呼延清怜站在她身后,一脸严肃模样,瑶竺不敢造次,抿唇像只小鹌鹑。
“白姑娘,瑶竺她跟我许久,平日里下人也尊她,养了个刁钻性子,你莫要见怪。”
白羌抬眉,呼延清怜终究还是护着她的下人。
“无妨,一月后我便会离府。呼延小姐要办的事还是尽早些。”
呼延清怜的笑意僵在嘴角,尴尬一笑:“还要劳烦姑娘。”
白羌轻哼,这一家子心眼比蜂窝还多。
何止呼延清言让人捉摸不透,这位呼延清怜小姐,也是观音像蛇蝎心。
此地不宜久留。
瑶竺与她耳语了几声,呼延清怜眼神惊讶,眨眼询问白羌。
“白姑娘,是从我兄长那儿回来的?”
果不其然,呼延清言是呼延清怜的兄长。
“府中辽阔,不小心走失了。多亏呼延公子遣人送我回来。”白羌直觉呼延清怜对她的这位兄长有些畏惧。

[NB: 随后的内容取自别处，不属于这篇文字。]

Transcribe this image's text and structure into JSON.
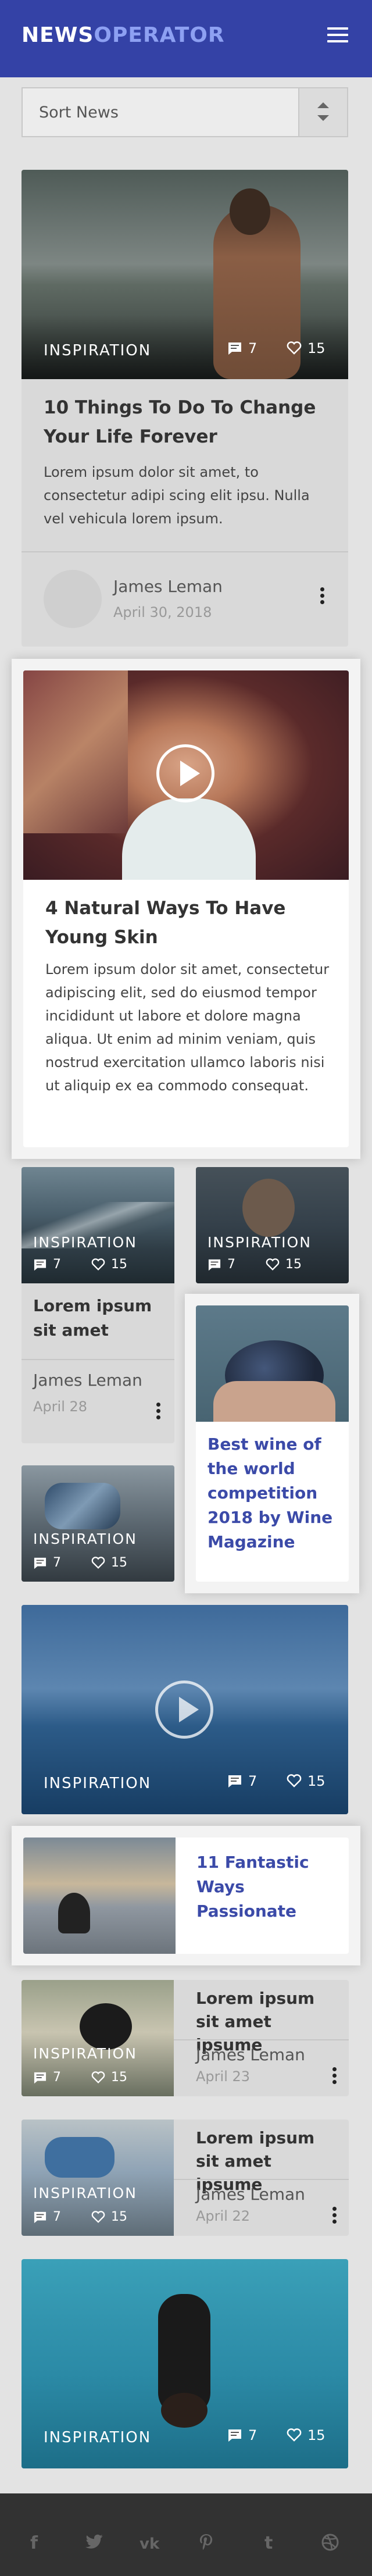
{
  "header": {
    "logo_part1": "NEWS",
    "logo_part2": "OPERATOR"
  },
  "sort": {
    "label": "Sort News"
  },
  "cards": [
    {
      "category": "INSPIRATION",
      "comments": "7",
      "likes": "15",
      "title": "10 Things To Do To Change Your Life Forever",
      "excerpt": "Lorem ipsum dolor sit amet, to consectetur adipi scing elit ipsu. Nulla vel vehicula lorem ipsum.",
      "author": "James Leman",
      "date": "April 30, 2018"
    },
    {
      "title": "4 Natural Ways To Have Young Skin",
      "excerpt": "Lorem ipsum dolor sit amet, consectetur adipiscing elit, sed do eiusmod tempor incididunt ut labore et dolore magna aliqua. Ut enim ad minim veniam, quis nostrud exercitation ullamco laboris nisi ut aliquip ex ea commodo consequat."
    },
    {
      "category": "INSPIRATION",
      "comments": "7",
      "likes": "15",
      "title": "Lorem ipsum sit amet",
      "author": "James Leman",
      "date": "April 28"
    },
    {
      "category": "INSPIRATION",
      "comments": "7",
      "likes": "15"
    },
    {
      "title": "Best wine of the world competition 2018 by Wine Magazine"
    },
    {
      "category": "INSPIRATION",
      "comments": "7",
      "likes": "15"
    },
    {
      "category": "INSPIRATION",
      "comments": "7",
      "likes": "15"
    },
    {
      "title": "11 Fantastic Ways Passionate"
    },
    {
      "category": "INSPIRATION",
      "comments": "7",
      "likes": "15",
      "title": "Lorem ipsum sit amet ipsume",
      "author": "James Leman",
      "date": "April 23"
    },
    {
      "category": "INSPIRATION",
      "comments": "7",
      "likes": "15",
      "title": "Lorem ipsum sit amet ipsume",
      "author": "James Leman",
      "date": "April 22"
    },
    {
      "category": "INSPIRATION",
      "comments": "7",
      "likes": "15"
    }
  ],
  "footer": {
    "icons": [
      "facebook-icon",
      "twitter-icon",
      "vk-icon",
      "pinterest-icon",
      "tumblr-icon",
      "dribbble-icon"
    ]
  },
  "colors": {
    "header": "#3442a6",
    "logo_accent": "#8da0f2",
    "link_blue": "#3b4aa8",
    "footer": "#323232"
  }
}
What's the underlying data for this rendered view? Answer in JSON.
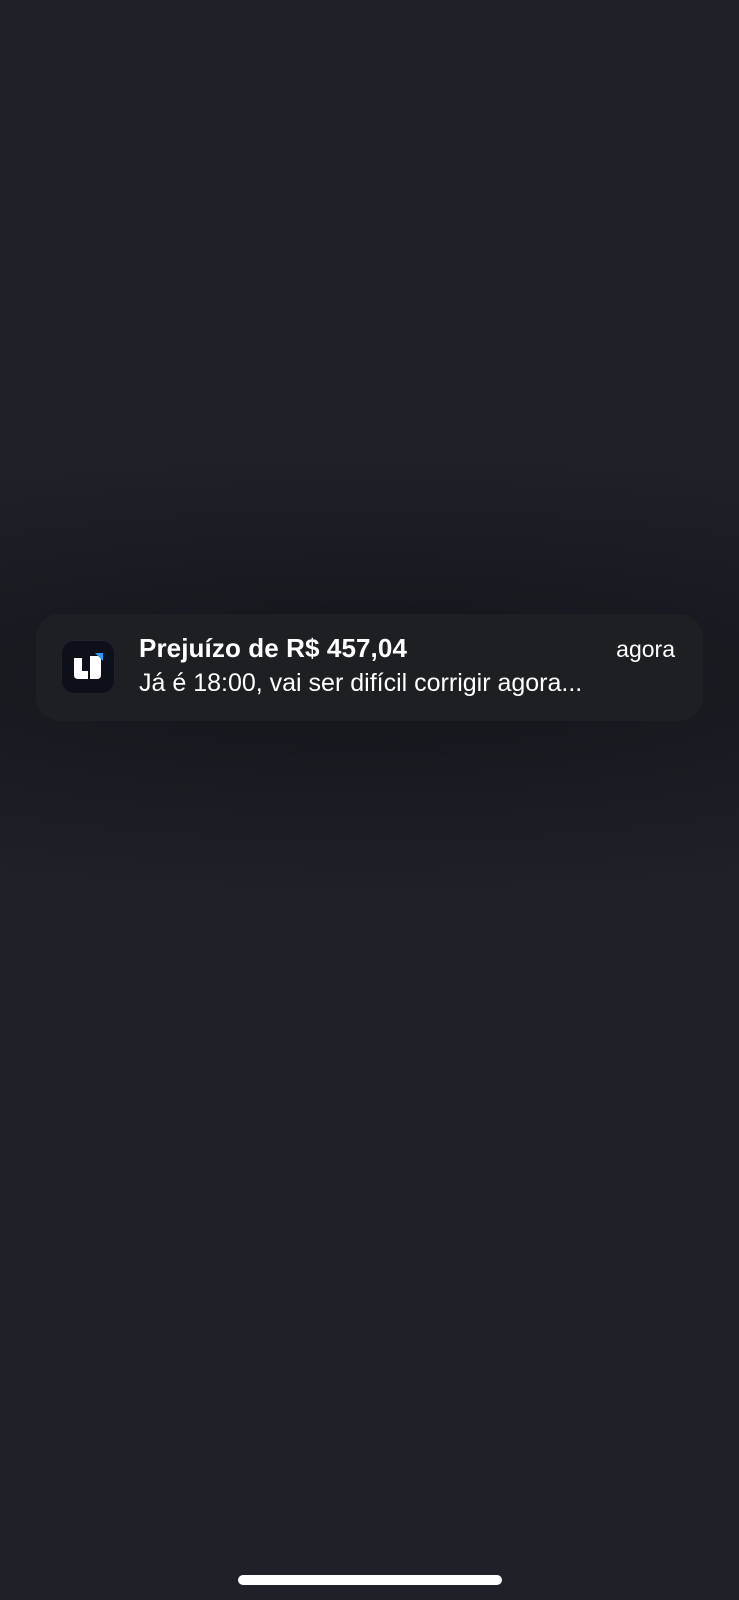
{
  "notification": {
    "app_icon": "app-logo-u-icon",
    "title": "Prejuízo de R$ 457,04",
    "time": "agora",
    "body": "Já é 18:00, vai ser difícil corrigir agora..."
  },
  "colors": {
    "background": "#1f2028",
    "card": "#1e1f22",
    "icon_background": "#0d1018",
    "icon_accent": "#2f9bff",
    "text": "#ffffff"
  }
}
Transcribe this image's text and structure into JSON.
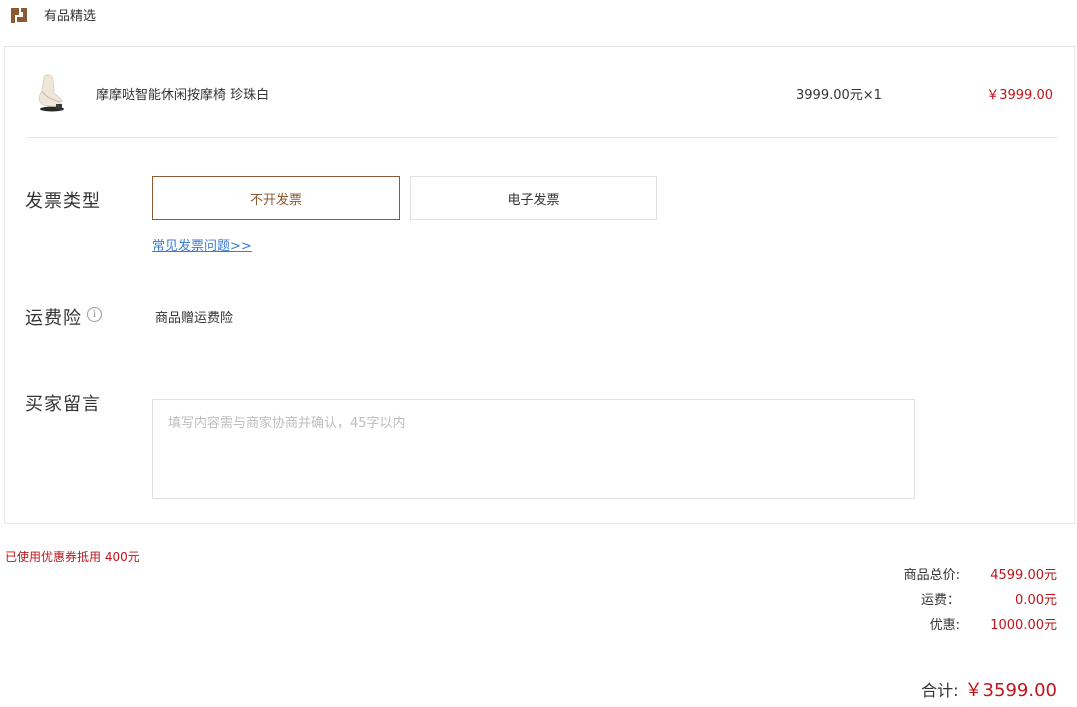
{
  "shop": {
    "logo_icon": "shop-logo-icon",
    "name": "有品精选"
  },
  "product": {
    "thumb_icon": "massage-chair-image",
    "name": "摩摩哒智能休闲按摩椅 珍珠白",
    "unit_qty": "3999.00元×1",
    "line_total": "￥3999.00"
  },
  "invoice": {
    "label": "发票类型",
    "options": [
      {
        "label": "不开发票",
        "selected": true
      },
      {
        "label": "电子发票",
        "selected": false
      }
    ],
    "faq_link": "常见发票问题>>"
  },
  "insurance": {
    "label": "运费险",
    "info_icon": "info-icon",
    "value": "商品赠运费险"
  },
  "message": {
    "label": "买家留言",
    "value": "",
    "placeholder": "填写内容需与商家协商并确认，45字以内"
  },
  "coupon_note": "已使用优惠券抵用 400元",
  "summary": {
    "subtotal_label": "商品总价:",
    "subtotal_value": "4599.00元",
    "shipping_label": "运费：",
    "shipping_value": "0.00元",
    "discount_label": "优惠:",
    "discount_value": "1000.00元",
    "total_label": "合计:",
    "total_value": "￥3599.00"
  },
  "colors": {
    "accent_brown": "#8a5a32",
    "price_red": "#c0131a",
    "link_blue": "#3b7bd4"
  }
}
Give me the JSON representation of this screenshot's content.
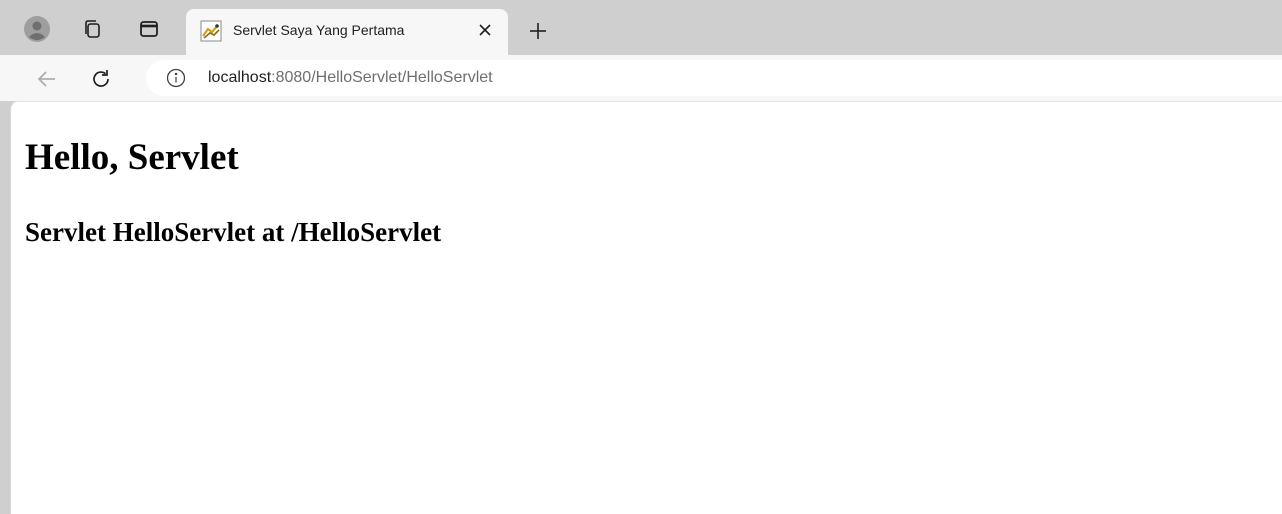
{
  "browser": {
    "tab": {
      "title": "Servlet Saya Yang Pertama",
      "favicon": "tomcat-favicon-icon",
      "close_glyph": "×"
    },
    "new_tab_glyph": "+",
    "toolbar_icons": [
      "profile-icon",
      "workspaces-icon",
      "tab-actions-icon"
    ],
    "address_bar": {
      "host": "localhost",
      "path": ":8080/HelloServlet/HelloServlet"
    }
  },
  "page": {
    "heading": "Hello, Servlet",
    "subheading": "Servlet HelloServlet at /HelloServlet"
  },
  "colors": {
    "chrome_background": "#cfcfcf",
    "toolbar_background": "#f7f7f7",
    "page_background": "#ffffff"
  }
}
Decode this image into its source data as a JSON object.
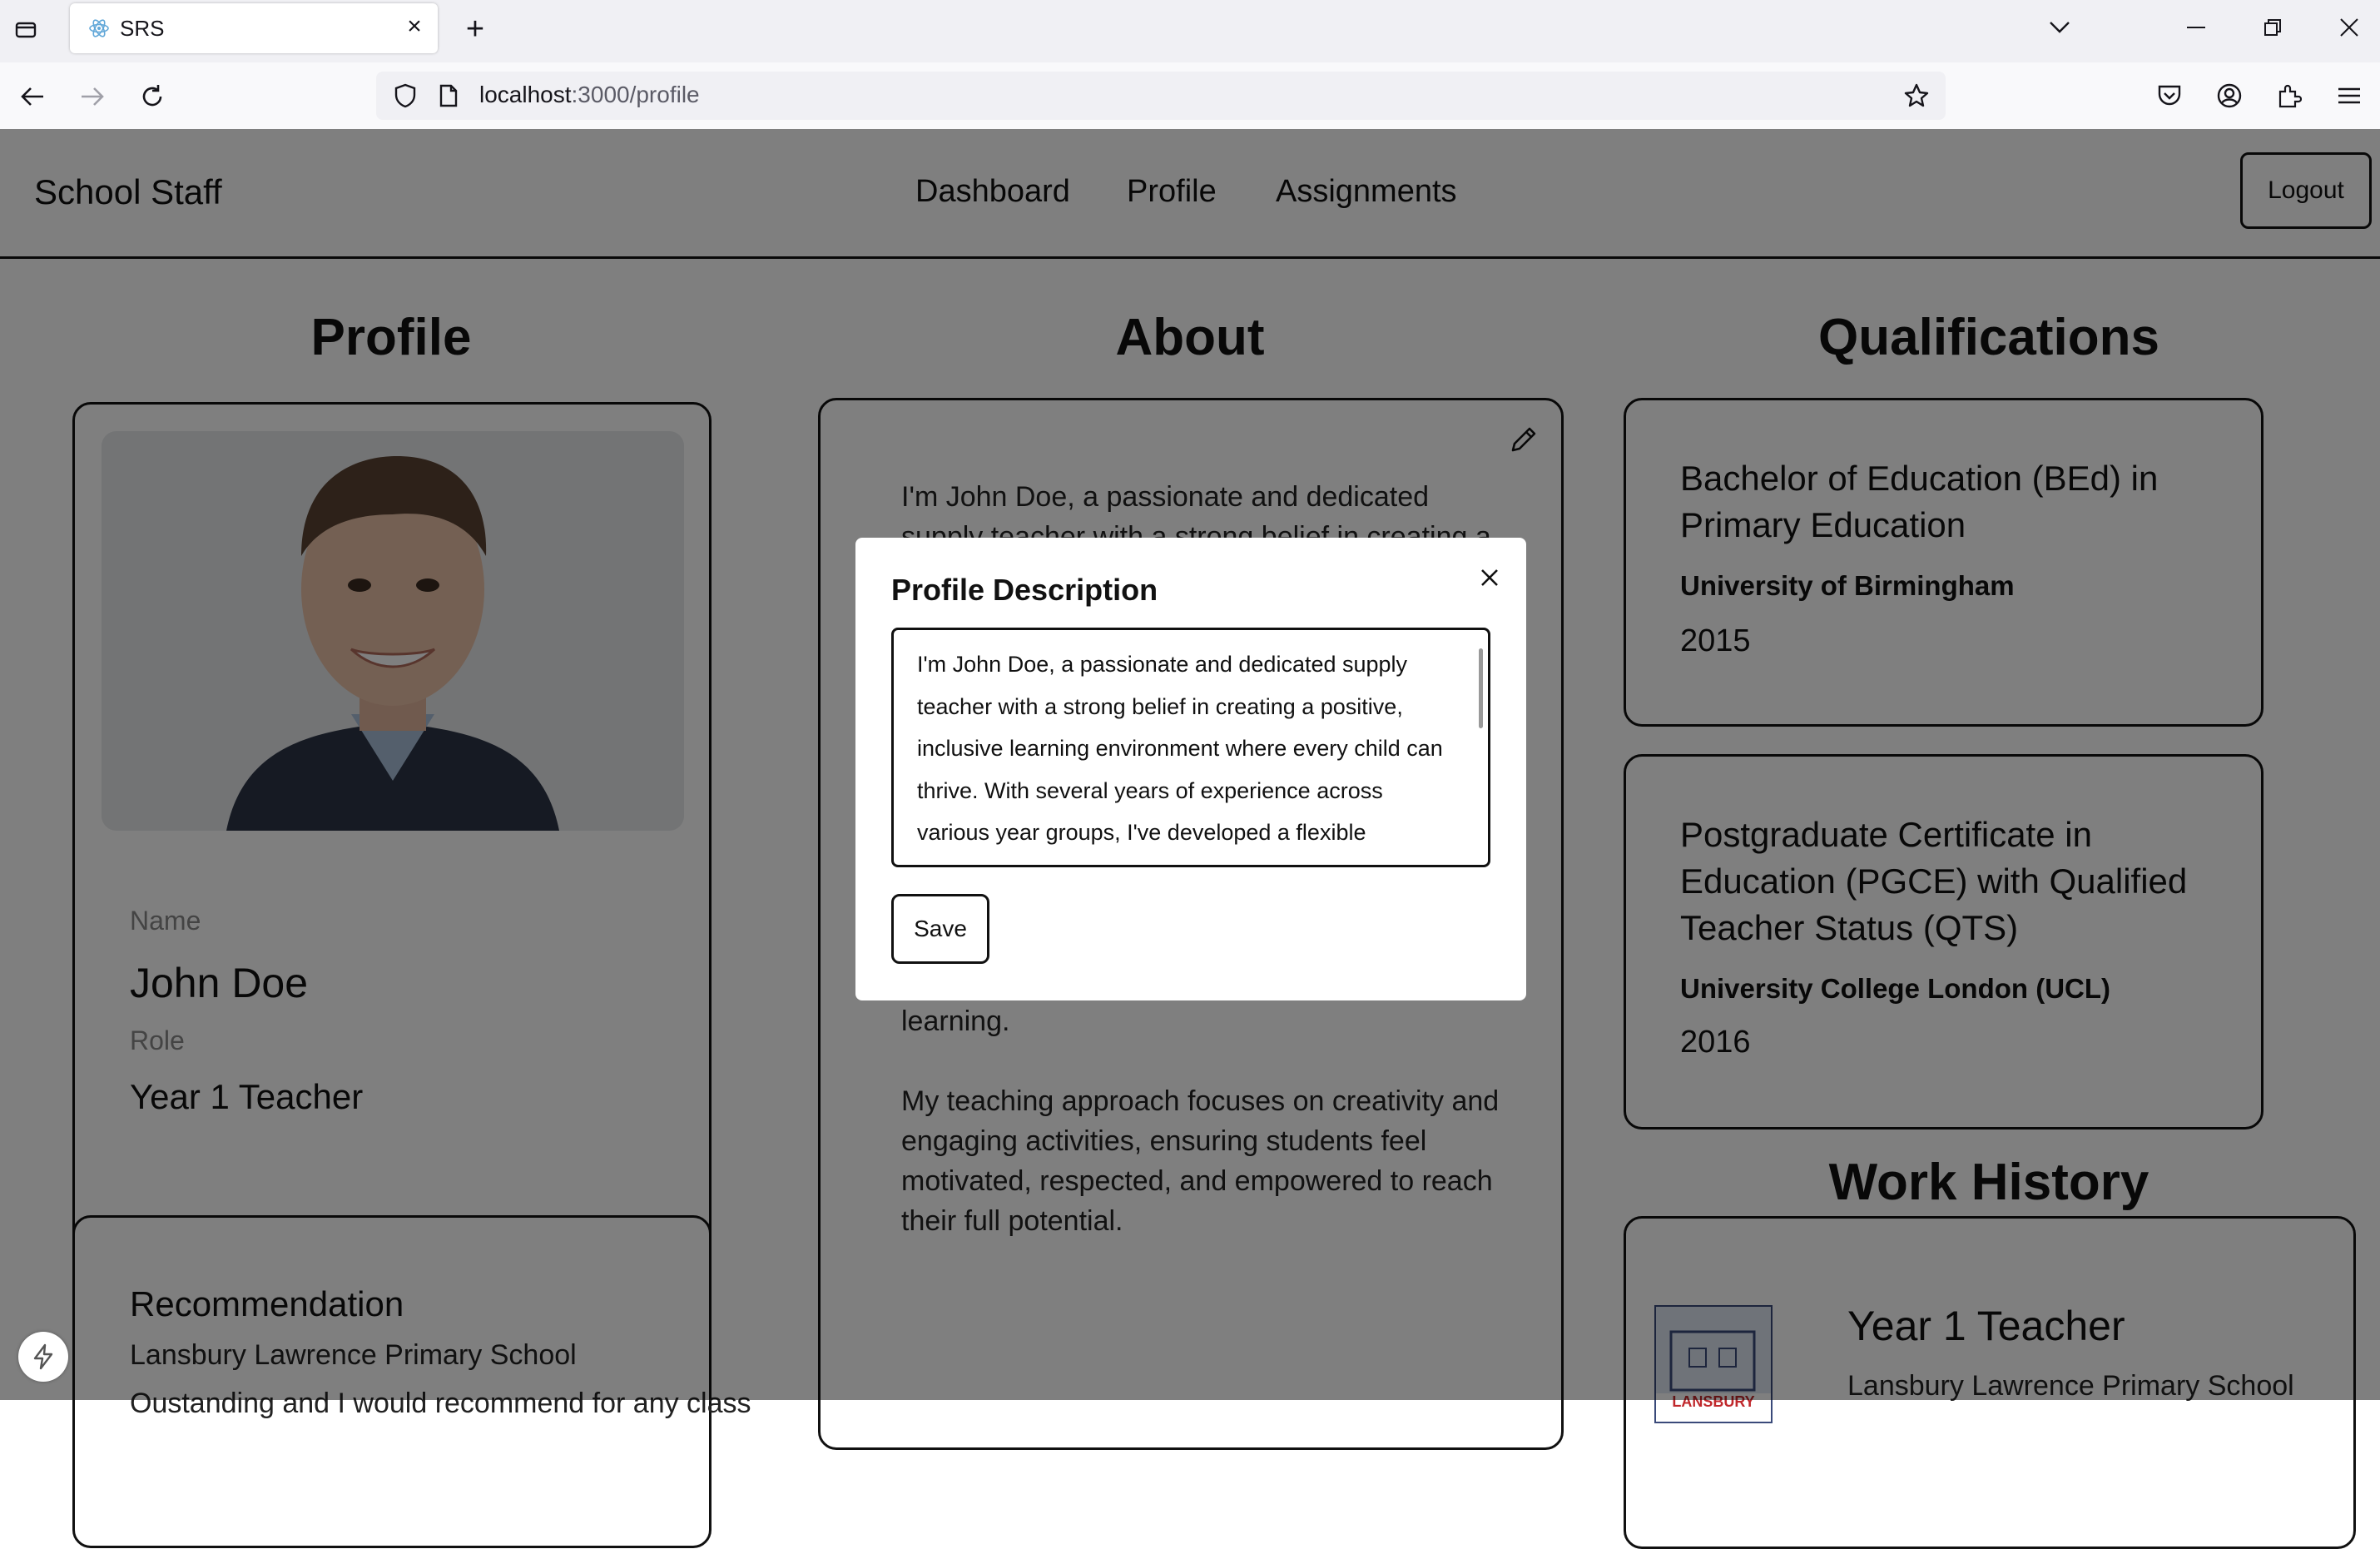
{
  "browser": {
    "tab_title": "SRS",
    "url_host": "localhost",
    "url_path": ":3000/profile"
  },
  "nav": {
    "brand": "School Staff",
    "links": [
      "Dashboard",
      "Profile",
      "Assignments"
    ],
    "logout": "Logout"
  },
  "profile": {
    "heading": "Profile",
    "name_label": "Name",
    "name": "John Doe",
    "role_label": "Role",
    "role": "Year 1 Teacher"
  },
  "recommendation": {
    "heading": "Recommendation",
    "school": "Lansbury Lawrence Primary School",
    "text": "Oustanding and I would recommend for any class"
  },
  "about": {
    "heading": "About",
    "para1_first": "I'm John Doe, a passionate and dedicated",
    "para1_second": "supply teacher with a strong belief in creating a",
    "para1_end": "learning.",
    "para2": "My teaching approach focuses on creativity and engaging activities, ensuring students feel motivated, respected, and empowered to reach their full potential."
  },
  "qualifications": {
    "heading": "Qualifications",
    "items": [
      {
        "title": "Bachelor of Education (BEd) in Primary Education",
        "institution": "University of Birmingham",
        "year": "2015"
      },
      {
        "title": "Postgraduate Certificate in Education (PGCE) with Qualified Teacher Status (QTS)",
        "institution": "University College London (UCL)",
        "year": "2016"
      }
    ]
  },
  "work_history": {
    "heading": "Work History",
    "role": "Year 1 Teacher",
    "school": "Lansbury Lawrence Primary School",
    "logo_text": "LANSBURY"
  },
  "modal": {
    "title": "Profile Description",
    "text": "I'm John Doe, a passionate and dedicated supply teacher with a strong belief in creating a positive, inclusive learning environment where every child can thrive. With several years of experience across various year groups, I've developed a flexible teaching style that allows me to adapt to the unique needs of each classroom."
  },
  "save_label": "Save"
}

“如此。”呼延清怜提了一嘴,便不再提那位神秘独居府中一隅的兄长。
“白姑娘是第一次来朝阳县,我带姑娘去外面酒楼吃些好的。”
白羌颔首,呼延清怜如何安排她就如何客随主便。
朝阳县并非大县,但百姓生活较为富庶。
呼延清怜带她去了本地最知名的酒楼——阳熙楼。
“哎呀,是呼延小姐,快些里边儿请。”呼延清怜才刚露面,一个身宽体胖的男人就迎面而来。
呼延清怜微笑朝他颔首,跟着他上了楼上雅座。
“不知呼延小姐想吃些什么。”此人对呼延清怜一副殷勤模样,坐在她身侧的白羌只觉得恶心。
“嗯,东安子鸡,东坡肘子和腊味合蒸。”
呼延清怜点完菜,扭头看向撑着下巴手指敲桌的白羌。
“白姑娘,可还有什么想吃的。”
白羌回过神,手指停止继续敲桌,那男人一脸黏糊的阿谀奉承模样脏了她的眼。
她摆了摆手:“我不知道这里什么好吃,你点什么我就吃什么。”
呼延清怜浅笑,对着那大腹便便的男人仍然保持体面的笑容。
“那便先如此吧,再上一壶桂花饮。”
终于没有了那男人油腻的浊气,白羌撇嘴,还不如回清净的清原寺。
“白姑娘,我那兄长不好相处,你以后还是少去些西院吧。”
白羌沉默地盯着她许久,呼延清怜五指不禁蜷缩握住。
“嗯。”白羌收回视线。
她确定了,呼延清怜是在忌惮呼延清言。
这个知县府,秘密可真多。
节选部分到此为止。